In case you missed it, Open AI published a blog on Friday revealing the reason ChatGPT suffered an outage on March 20. As it turned out, the AI chatbot was temporarily taken down due to a bug that allowed users to see others' conversations.
It doesn't stop there. Open AI also discovered that there was a moment in time in which that same security flaw exposed some users' credit card details. However, Open AI chatbot claims that the number of users affected by this vulnerability is "extremely low."
Who was affected by the ChatGPT credit card leak?
Open AI revealed that 1.2% of ChatGPT Plus subscribers, members who pay $20 a month for faster response times, access to the chatbot during peak times, and exclusive access to new improvements and features, were affected by the credit-card leak.
Users who were active during a nine-hour window potentially had the last four digitals of their credit card numbers leaked as well as the expiration date. "Full credit card numbers were not exposed at any time," Open AI said. Other details that were exposed include first and last names, and payment addresses.
Open AI explained two ways in which ChatGPT subscribers could have seen others' sensitive information.
1. Opening a subscription confirmation email sent on March 20 between 1 a.m. and 10 a.m. PT. Some of these emails were sent to the wrong users and exposed the last four digits of others credit card details.
2. Navigating to My Account > Manage my subscription in ChatGPT between 1.a.m. and 10 a.m. PT on March 20. Other users' sensitive information, including credit card details, may have been visible during this window.
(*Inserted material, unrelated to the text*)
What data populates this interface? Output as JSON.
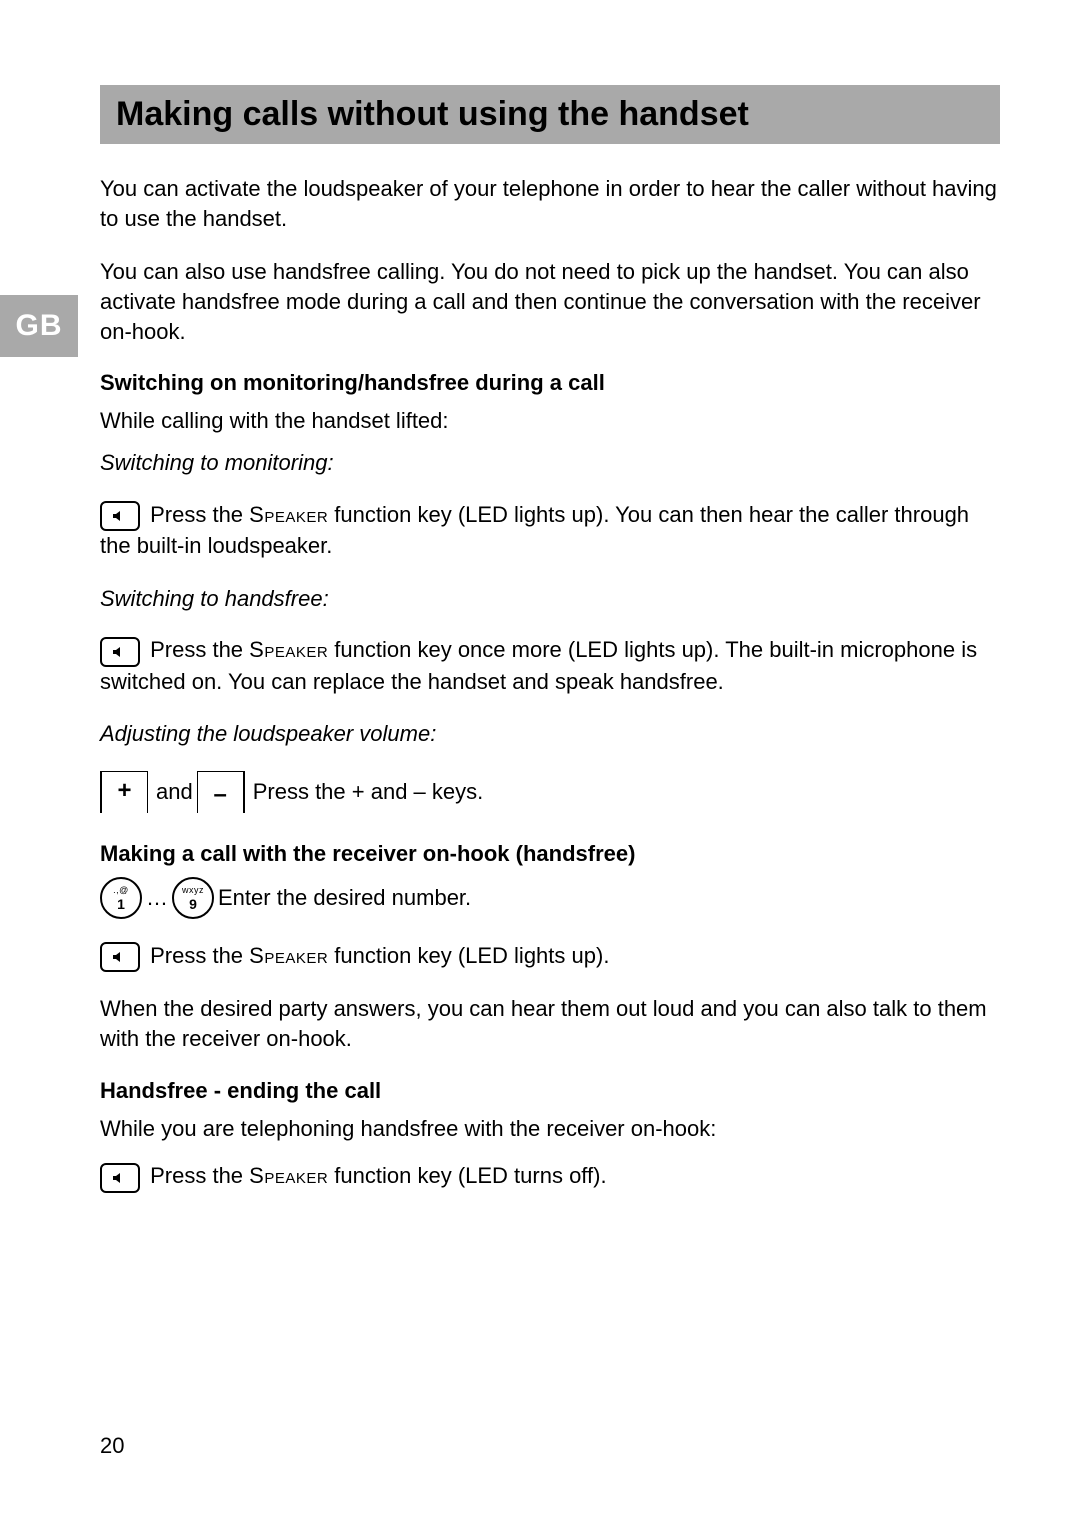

Open AI repeatedly mentioned that full credit card numbers did not appear during the data leak. Fortunately, the bug is now patched, allowing Open AI to bring ChatGPT back online.
Open AI concluded its blog post stating that it made a promise to protecting users' privacy, but unfortunately, it fell short of that commitment. "We apologize again to our users and the entire ChatGPT community," Open AI said, adding that it will work untiringly to rebuild users' trust.